Ketua Ombudsman Hery Susanto Ditahan Kejagung Diduga Terima Suap Rp 1,5 Miliar
Kejaksaan Agung telah menahan Ketua Ombudsman Republik Indonesia, Hery Susanto, sebagai tersangka dalam kasus suap yang terkait dengan tata kelola pertambangan nikel selama periode 2013 hingga 2025. Penahanan ini dilakukan setelah Hery diduga menerima suap sebesar Rp 1,5 miliar dari perusahaan nikel.
Dugaan Penerimaan Uang dari Direktur PT TSHI
Dalam konferensi pers di Kejagung, Jakarta Selatan, pada Kamis (16/4/2026), Dirdik Jampidsus Kejagung, Syarief Sulaeman Nahdi, menjelaskan bahwa tersangka Hery Susanto diduga menerima sejumlah uang dari LKM, yang merupakan direktur PT TSHI. "Tersangka ini menerima kurang lebih Rp 1,5 miliar yang sudah diserahkan dari satu orang," kata Syarief, menegaskan besaran suap yang terlibat dalam kasus ini.
Hery Susanto dijerat dengan beberapa pasal, termasuk pasal 12 huruf a dan b serta pasal 5 Undang-Undang Tindak Pidana Korupsi (Tipikor), ditambah pasal 606 Kitab Undang-Undang Hukum Pidana (KUHP). Saat ini, dia ditahan selama 20 hari pertama di Rumah Tahanan Salemba cabang Kejaksaan Negeri Jakarta Selatan.
Peran dalam Pengurusan PNBP dan Koreksi Kebijakan
Syarief lebih lanjut mengungkapkan bahwa Hery diduga terlibat dalam mengurus masalah perhitungan penerimaan negara bukan pajak (PNBP) dari PT TSHI. Perusahaan tersebut kemudian meminta Hery untuk mengatur agar Ombudsman mengoreksi perhitungan PNBP yang terkait dengan kebijakan Kementerian Kehutanan. "Dia diminta untuk mengatur sehingga surat atau kebijakan Kemenhut itu dikoreksi oleh Ombudsman, dengan perintah agar PT TSHI melakukan perhitungan sendiri terhadap beban yang harus dibayar," jelas Syarief.

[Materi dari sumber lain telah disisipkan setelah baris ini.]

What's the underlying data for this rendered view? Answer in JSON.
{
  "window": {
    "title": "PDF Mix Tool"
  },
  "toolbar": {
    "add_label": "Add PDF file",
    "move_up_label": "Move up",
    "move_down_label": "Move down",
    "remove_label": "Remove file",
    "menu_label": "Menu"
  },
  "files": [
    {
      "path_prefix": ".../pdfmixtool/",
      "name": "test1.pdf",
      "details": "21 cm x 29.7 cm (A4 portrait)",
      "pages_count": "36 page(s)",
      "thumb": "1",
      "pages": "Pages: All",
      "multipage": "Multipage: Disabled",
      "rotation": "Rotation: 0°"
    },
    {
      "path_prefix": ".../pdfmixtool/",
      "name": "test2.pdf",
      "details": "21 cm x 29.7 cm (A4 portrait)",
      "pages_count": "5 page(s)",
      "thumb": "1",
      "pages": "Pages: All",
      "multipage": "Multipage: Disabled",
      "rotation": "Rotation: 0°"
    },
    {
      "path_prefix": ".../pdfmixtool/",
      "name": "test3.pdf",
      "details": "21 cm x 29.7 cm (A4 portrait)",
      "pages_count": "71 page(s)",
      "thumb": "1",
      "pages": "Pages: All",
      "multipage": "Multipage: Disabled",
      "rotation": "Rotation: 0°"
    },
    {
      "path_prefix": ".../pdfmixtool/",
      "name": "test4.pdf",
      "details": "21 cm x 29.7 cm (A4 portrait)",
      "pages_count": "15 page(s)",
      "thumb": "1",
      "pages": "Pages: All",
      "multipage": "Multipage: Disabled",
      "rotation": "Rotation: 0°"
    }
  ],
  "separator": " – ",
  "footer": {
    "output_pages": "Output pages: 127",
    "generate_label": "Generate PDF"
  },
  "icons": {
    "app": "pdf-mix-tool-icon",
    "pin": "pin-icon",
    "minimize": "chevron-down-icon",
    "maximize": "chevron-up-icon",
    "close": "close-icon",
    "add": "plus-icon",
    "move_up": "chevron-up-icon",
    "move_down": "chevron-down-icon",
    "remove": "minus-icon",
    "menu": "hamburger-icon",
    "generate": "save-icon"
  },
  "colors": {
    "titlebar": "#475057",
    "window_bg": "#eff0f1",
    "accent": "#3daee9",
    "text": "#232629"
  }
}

Kasus ini mencuat tak lama setelah Hery Susanto resmi menjabat sebagai Ketua Ombudsman untuk periode 2026-2031 pada Jumat (10/4). Sebelumnya, dia juga pernah menjabat sebagai Anggota Ombudsman untuk periode 2021-2026, yang menambah kompleksitas situasi hukum yang dihadapinya.
Penahanan ini menandai babak baru dalam upaya pemberantasan korupsi di Indonesia, terutama di sektor pertambangan nikel yang sering menjadi sorotan. Kejagung terus menyelidiki kasus ini untuk mengungkap lebih dalam keterlibatan pihak-pihak terkait dan dampaknya terhadap tata kelola negara.